GENERAL PROVISIONS. The subject headings of the articles and sections are for convenience only, and shall not affect the construction or interpretation of any of its provisions. If any portion of this Agreement is found invalid or unenforceable, that portion shall be severed and the remainder of this Agreement shall remain in force. This Agreement constitutes the entire Agreement between the Service Provider pertaining to its subject matter and supersedes all of our prior Agreements, representations, and understandings. No waiver of any of the provisions of this Agreement shall be deemed, or shall constitute a waiver of any other provision, whether or not similar, nor shall any waiver constitute a continuing waiver. No waiver shall be binding unless executed in writing by the party making the waiver. This Agreement may be executed in one or more counterparts. Each shall be deemed an original, but all of which together shall constitute one and the same instrument. If an organization is the Client, the individual purchasing Service Provider’s Products and Services represents that he or she is duly authorized to enter into this Agreement on behalf of that organization. In the event of a dispute, the parties agree to submit the matter to any recognized Arbitration Board located within the Commonwealth of Pennsylvania, before instituting litigation.

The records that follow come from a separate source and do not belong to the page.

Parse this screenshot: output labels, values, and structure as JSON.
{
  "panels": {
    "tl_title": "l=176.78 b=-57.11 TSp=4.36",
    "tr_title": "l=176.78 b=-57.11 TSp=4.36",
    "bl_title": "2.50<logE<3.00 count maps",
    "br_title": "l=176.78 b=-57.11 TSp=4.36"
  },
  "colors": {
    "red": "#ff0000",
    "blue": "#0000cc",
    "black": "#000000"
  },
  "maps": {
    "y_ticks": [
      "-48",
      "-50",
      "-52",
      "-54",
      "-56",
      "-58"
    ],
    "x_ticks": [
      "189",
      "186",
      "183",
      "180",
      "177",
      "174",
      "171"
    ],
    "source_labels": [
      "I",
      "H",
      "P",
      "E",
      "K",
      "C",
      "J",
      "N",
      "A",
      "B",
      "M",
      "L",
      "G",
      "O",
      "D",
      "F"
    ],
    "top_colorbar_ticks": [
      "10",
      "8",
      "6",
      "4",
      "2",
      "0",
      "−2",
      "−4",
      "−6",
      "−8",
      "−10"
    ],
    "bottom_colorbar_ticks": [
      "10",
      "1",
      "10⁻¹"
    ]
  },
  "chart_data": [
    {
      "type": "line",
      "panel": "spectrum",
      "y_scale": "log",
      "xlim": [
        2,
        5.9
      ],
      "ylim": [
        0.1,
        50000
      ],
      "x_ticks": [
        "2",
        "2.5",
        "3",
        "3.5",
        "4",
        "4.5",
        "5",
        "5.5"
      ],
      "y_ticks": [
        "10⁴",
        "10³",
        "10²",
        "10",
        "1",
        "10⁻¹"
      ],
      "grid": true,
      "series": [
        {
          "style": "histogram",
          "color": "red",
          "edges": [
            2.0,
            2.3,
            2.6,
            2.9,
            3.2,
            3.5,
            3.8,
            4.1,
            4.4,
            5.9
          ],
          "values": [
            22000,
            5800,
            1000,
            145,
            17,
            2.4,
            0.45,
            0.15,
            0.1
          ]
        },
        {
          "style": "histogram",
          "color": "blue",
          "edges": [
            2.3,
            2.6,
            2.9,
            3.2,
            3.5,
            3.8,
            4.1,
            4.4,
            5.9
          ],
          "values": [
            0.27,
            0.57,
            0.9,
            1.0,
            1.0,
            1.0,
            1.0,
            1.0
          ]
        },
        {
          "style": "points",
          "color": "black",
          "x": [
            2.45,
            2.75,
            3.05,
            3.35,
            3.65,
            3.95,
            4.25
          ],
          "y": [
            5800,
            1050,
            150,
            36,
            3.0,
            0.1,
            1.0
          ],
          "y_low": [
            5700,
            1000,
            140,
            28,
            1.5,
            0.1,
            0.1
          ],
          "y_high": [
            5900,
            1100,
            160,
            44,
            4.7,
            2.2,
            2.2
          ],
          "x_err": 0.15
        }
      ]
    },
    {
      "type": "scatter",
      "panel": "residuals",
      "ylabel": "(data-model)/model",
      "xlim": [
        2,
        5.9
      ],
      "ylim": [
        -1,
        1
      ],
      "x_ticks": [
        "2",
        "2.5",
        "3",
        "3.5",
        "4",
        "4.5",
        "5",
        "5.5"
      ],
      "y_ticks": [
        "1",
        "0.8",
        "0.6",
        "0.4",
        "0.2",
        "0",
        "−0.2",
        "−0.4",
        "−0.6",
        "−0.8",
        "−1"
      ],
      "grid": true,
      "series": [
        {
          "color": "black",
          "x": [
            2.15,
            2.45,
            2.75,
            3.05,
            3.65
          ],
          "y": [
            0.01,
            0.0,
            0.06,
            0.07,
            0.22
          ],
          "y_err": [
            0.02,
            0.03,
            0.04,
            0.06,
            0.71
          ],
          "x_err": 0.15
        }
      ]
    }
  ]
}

ACKNOWLEDGEMENT. BY CLICKING ON THE “Purchase Now” BUTTON LOCATED ON THE SERVICE PROVIDER’S PURCHASE PAGE, OR BY INSTALLING SERVICE PROVIDER”S PRODUCTS OR BY SUBMITTING PAYMENT INFORMATION TO SERVICE PROVIDER FOR SERVICE PROVIDER’S PRODUCTS AND SERVICES, YOU ACKNOWLEDGE THAT (1) YOU HAVE READ AND REVIEWED THIS AGREEMENT IN ITS ENTIRETY, (2) YOU AGREE TO THE TERMS AND CONDITIONS OF THIS AGREEMENT, (3) THE INDIVIDUAL SO PURCHASING HAS THE POWER, AUTHORITY AND LEGAL RIGHT TO ENTER INTO THIS AGREEMENT ON BEHALF OF CLIENT AND, BY SO CLICKING, THIS AGREEMENT CONSTITUTES BINDING AND ENFORCEABLE OBLIGATIONS OF CLIENT.